Ein Molekül-Duo wirkt gegen erstaunlich viele Toxine
Diese Wirkstoff-Kombination aus zwei Molekülen könnte also möglicherweise als eine Art Breitband-Gegengift funktionieren. Vorausgesetzt, sie wirkt auch beim Menschen. Eine wichtige Hürde auf dem Weg zu einem Medikament hat das Schlangengift-Therapeutikum aber schon geschafft: Dass es keine schwerwiegenden Nebenwirkungen beim Menschen auslöst, haben Forschende in klinischen Studien bereits gezeigt. Ein weiterer Vorteil: Die Moleküle sind wesentlich stabiler, als die Antikörper, die normalerweise zur Behandlung von Schlangenbissen eingesetzt werden.
"Unser langfristiges Ziel ist, das Gegengift als Tablette verfügbar zu machen, die den Betroffenen sehr schnell nach einem Schlangenbiss verabreicht werden kann. Sie bräuchten dann keine Injektion. Die Gegengifte, die derzeit eingesetzt werden, müssen gekühlt werden. Und das ist in den Tropen eine echte Herausforderung mit all den Stromausfällen. Bei Tabletten muss man sich nicht so große Sorgen darüber machen, dass sie kühl gelagert werden."
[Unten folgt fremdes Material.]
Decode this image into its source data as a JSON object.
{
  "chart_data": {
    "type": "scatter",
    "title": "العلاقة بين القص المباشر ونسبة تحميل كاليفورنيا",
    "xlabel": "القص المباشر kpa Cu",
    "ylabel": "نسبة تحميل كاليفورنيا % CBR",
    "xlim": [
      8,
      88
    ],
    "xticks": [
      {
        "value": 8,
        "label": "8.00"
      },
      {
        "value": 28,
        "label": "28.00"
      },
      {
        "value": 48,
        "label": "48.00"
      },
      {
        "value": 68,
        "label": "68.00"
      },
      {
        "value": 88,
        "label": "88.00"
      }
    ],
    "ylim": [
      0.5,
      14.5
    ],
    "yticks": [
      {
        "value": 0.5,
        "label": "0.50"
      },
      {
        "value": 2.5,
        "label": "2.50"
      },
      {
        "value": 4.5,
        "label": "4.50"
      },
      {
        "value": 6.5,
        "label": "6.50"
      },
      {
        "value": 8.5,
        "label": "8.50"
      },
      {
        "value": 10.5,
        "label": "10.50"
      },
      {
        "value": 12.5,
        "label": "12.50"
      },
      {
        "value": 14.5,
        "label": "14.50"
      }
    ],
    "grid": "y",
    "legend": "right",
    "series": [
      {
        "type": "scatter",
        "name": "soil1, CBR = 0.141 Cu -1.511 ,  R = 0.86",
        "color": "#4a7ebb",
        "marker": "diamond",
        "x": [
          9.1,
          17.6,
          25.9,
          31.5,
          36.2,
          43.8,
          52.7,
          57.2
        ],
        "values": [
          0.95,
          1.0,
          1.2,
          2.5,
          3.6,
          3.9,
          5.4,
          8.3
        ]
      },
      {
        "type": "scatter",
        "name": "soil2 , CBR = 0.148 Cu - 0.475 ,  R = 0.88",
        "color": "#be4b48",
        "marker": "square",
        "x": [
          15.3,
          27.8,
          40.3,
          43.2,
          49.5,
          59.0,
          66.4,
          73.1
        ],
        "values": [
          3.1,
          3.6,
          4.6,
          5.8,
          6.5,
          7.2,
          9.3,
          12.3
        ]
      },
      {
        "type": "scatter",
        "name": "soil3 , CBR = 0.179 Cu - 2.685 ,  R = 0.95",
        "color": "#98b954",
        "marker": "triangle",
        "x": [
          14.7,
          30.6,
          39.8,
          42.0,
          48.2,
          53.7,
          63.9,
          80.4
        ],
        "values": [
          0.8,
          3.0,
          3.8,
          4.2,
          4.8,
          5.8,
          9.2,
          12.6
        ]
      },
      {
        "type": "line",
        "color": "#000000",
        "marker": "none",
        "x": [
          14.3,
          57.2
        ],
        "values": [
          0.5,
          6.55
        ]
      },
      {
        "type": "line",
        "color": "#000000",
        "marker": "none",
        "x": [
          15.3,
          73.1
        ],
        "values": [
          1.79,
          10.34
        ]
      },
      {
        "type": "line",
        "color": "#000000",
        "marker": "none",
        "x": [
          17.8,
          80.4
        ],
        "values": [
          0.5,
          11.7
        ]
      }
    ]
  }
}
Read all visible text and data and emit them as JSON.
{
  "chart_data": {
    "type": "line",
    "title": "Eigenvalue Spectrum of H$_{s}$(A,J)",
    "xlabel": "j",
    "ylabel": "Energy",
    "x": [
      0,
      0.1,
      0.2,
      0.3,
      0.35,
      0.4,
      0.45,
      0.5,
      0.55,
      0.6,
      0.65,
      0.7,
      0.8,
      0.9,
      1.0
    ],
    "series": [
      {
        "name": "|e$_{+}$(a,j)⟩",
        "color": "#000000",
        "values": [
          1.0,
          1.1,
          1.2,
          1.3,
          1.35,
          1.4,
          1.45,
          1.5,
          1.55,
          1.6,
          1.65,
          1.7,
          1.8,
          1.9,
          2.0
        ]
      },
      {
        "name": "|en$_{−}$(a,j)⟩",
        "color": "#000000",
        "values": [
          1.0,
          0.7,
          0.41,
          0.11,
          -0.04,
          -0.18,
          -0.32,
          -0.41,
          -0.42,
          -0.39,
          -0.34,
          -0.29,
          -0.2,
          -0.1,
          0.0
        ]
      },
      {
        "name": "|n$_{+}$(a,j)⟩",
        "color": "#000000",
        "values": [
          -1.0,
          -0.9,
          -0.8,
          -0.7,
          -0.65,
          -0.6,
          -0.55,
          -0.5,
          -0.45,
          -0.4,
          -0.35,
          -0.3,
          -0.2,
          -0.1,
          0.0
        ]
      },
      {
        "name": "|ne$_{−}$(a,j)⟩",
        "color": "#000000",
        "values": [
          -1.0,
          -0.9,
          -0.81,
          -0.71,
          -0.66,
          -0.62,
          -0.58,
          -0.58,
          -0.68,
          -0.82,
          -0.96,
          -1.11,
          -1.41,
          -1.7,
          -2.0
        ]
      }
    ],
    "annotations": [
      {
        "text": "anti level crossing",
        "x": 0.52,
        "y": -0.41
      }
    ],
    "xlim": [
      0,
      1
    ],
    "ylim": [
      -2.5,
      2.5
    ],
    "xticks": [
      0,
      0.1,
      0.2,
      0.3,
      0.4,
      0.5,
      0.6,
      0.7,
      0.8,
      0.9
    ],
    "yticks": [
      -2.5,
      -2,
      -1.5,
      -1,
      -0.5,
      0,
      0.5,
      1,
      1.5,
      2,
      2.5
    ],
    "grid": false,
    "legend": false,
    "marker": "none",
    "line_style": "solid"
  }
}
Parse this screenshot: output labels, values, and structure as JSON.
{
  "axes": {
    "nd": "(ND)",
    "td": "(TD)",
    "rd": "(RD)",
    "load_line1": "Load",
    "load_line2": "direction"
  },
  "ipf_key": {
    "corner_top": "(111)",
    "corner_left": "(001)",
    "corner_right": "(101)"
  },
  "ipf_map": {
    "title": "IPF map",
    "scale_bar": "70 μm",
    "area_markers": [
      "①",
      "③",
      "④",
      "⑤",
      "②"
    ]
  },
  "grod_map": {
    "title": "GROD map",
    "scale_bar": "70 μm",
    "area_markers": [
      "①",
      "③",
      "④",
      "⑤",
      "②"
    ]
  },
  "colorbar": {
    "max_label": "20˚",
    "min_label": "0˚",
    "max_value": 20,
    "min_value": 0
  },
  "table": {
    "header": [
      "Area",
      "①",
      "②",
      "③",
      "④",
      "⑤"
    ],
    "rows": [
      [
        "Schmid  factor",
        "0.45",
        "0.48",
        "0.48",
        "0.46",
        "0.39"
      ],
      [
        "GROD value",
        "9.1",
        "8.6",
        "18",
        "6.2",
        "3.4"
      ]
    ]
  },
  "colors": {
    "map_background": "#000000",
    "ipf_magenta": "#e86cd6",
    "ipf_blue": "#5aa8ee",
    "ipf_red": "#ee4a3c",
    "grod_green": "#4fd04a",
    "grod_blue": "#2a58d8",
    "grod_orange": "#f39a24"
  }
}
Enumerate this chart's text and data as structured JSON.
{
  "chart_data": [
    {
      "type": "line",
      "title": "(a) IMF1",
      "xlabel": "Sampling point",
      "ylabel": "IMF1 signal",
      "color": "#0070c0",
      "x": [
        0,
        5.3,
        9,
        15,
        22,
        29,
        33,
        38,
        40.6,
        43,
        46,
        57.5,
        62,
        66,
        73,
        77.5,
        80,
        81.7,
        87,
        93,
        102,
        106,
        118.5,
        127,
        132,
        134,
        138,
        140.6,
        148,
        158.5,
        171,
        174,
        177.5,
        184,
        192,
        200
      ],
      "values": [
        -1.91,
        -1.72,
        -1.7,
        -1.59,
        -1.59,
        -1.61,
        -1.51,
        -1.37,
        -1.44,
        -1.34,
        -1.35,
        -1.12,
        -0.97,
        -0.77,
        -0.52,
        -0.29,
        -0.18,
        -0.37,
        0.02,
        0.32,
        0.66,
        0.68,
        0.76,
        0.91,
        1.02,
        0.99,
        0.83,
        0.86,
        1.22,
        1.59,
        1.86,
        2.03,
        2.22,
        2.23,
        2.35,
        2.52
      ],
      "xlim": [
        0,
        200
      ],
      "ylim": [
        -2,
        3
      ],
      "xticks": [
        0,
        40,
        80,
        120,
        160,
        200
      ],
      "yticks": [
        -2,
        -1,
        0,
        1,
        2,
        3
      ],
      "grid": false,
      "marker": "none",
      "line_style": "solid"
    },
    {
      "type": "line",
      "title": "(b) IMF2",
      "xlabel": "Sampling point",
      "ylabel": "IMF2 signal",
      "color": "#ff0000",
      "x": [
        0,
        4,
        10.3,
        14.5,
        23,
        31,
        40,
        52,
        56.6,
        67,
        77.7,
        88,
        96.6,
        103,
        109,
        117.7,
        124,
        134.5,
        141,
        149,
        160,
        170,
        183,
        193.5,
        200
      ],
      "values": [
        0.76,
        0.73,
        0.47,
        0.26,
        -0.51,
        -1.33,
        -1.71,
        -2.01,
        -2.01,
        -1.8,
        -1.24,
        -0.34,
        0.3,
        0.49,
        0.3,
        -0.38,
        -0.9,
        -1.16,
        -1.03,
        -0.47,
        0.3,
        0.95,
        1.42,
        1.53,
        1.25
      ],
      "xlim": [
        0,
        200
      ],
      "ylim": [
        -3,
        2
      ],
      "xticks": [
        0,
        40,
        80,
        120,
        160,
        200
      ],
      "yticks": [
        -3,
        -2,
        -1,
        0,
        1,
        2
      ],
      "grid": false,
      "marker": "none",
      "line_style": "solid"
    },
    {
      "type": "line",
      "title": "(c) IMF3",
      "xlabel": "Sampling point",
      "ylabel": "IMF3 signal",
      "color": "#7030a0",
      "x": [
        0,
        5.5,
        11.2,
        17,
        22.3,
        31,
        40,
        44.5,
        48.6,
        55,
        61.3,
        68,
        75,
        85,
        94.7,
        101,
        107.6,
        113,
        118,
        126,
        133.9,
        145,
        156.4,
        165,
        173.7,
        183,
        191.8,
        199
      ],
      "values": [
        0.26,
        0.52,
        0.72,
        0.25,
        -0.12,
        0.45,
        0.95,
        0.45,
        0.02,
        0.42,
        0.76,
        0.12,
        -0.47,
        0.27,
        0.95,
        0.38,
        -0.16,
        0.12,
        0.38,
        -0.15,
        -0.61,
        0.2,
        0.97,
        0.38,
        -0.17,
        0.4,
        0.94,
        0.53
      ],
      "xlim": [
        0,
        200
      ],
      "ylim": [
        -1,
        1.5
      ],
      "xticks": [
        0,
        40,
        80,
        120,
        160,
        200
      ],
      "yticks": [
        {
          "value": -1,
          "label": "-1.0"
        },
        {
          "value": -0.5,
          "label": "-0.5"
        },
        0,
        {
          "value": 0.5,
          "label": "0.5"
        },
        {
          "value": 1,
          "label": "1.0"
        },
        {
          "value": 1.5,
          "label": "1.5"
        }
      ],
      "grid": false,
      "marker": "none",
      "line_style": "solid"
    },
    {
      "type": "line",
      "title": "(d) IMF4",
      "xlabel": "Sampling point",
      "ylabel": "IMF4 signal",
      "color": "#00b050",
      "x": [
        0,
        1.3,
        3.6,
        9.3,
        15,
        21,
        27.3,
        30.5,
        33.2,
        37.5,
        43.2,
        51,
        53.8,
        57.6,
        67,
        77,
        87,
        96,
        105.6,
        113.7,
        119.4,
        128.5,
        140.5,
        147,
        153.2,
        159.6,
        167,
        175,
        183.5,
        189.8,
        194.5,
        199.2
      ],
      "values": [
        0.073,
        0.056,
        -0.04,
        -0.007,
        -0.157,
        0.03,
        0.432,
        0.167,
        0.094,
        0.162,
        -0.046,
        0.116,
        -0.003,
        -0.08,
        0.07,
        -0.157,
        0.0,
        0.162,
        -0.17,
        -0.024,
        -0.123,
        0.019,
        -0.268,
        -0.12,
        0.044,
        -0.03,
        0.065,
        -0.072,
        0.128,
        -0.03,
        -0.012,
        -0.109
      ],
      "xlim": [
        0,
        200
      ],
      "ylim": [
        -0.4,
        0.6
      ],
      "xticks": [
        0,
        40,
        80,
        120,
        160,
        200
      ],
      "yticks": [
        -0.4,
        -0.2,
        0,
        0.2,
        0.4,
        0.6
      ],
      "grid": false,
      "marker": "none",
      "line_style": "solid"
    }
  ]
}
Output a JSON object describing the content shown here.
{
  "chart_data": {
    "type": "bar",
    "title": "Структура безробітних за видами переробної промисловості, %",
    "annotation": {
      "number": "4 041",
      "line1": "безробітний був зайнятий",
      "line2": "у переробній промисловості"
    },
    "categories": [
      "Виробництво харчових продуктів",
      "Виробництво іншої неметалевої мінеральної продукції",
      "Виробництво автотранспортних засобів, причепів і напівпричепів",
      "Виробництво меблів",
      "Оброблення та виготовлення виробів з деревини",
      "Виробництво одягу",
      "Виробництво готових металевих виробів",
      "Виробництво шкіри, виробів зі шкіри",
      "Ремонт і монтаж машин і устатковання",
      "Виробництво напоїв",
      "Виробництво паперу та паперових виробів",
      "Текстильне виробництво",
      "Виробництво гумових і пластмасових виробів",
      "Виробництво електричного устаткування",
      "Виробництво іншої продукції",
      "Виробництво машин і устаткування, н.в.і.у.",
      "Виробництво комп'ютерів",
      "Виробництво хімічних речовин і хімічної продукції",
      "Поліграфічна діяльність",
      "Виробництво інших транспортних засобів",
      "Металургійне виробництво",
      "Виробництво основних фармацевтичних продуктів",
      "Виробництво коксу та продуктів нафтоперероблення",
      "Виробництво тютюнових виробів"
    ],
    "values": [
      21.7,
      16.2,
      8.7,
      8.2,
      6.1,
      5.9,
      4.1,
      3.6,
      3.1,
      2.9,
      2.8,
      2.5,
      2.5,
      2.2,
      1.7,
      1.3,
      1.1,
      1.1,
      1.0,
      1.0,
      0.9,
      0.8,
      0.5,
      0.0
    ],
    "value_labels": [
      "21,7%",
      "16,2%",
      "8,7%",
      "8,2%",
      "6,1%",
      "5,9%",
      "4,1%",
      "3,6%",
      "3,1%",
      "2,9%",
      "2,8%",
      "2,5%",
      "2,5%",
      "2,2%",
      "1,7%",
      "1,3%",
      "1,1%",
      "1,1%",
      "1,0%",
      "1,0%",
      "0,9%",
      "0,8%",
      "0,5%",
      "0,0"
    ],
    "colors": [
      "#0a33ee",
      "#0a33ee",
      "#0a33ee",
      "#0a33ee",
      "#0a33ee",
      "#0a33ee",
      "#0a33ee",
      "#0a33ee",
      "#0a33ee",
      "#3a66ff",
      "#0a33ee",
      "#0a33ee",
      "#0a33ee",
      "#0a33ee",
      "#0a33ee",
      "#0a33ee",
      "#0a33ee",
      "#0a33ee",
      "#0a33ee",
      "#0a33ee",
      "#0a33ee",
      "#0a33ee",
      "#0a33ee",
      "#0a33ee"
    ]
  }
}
Tabletten statt Spritzen - in Entwicklungsländern könnte das Existenzen retten
Vor allem Menschen in ländlichen Regionen wären also besser versorgt und müssten nicht ins Krankenhaus fahren, um sich behandeln zu lassen. Außerdem wären Tabletten deutlich billiger als Injektionen mit Antikörpern, die aufwändig hergestellt werden müssen. Und das könnte vielen Menschen ein trauriges Schicksal ersparen, sagt Nicolas Casewell: "Ich habe in Kenia Ziegenhirten getroffen, die alle Tiere verkaufen mussten, um sich eine Behandlung leisten zu können. Ein Schlangenbiss kann die Menschen also ihre gesamte Lebensgrundlage kosten. Es ist wirklich dramatisch, wenn man mit den Menschen über ihre Erfahrungen spricht."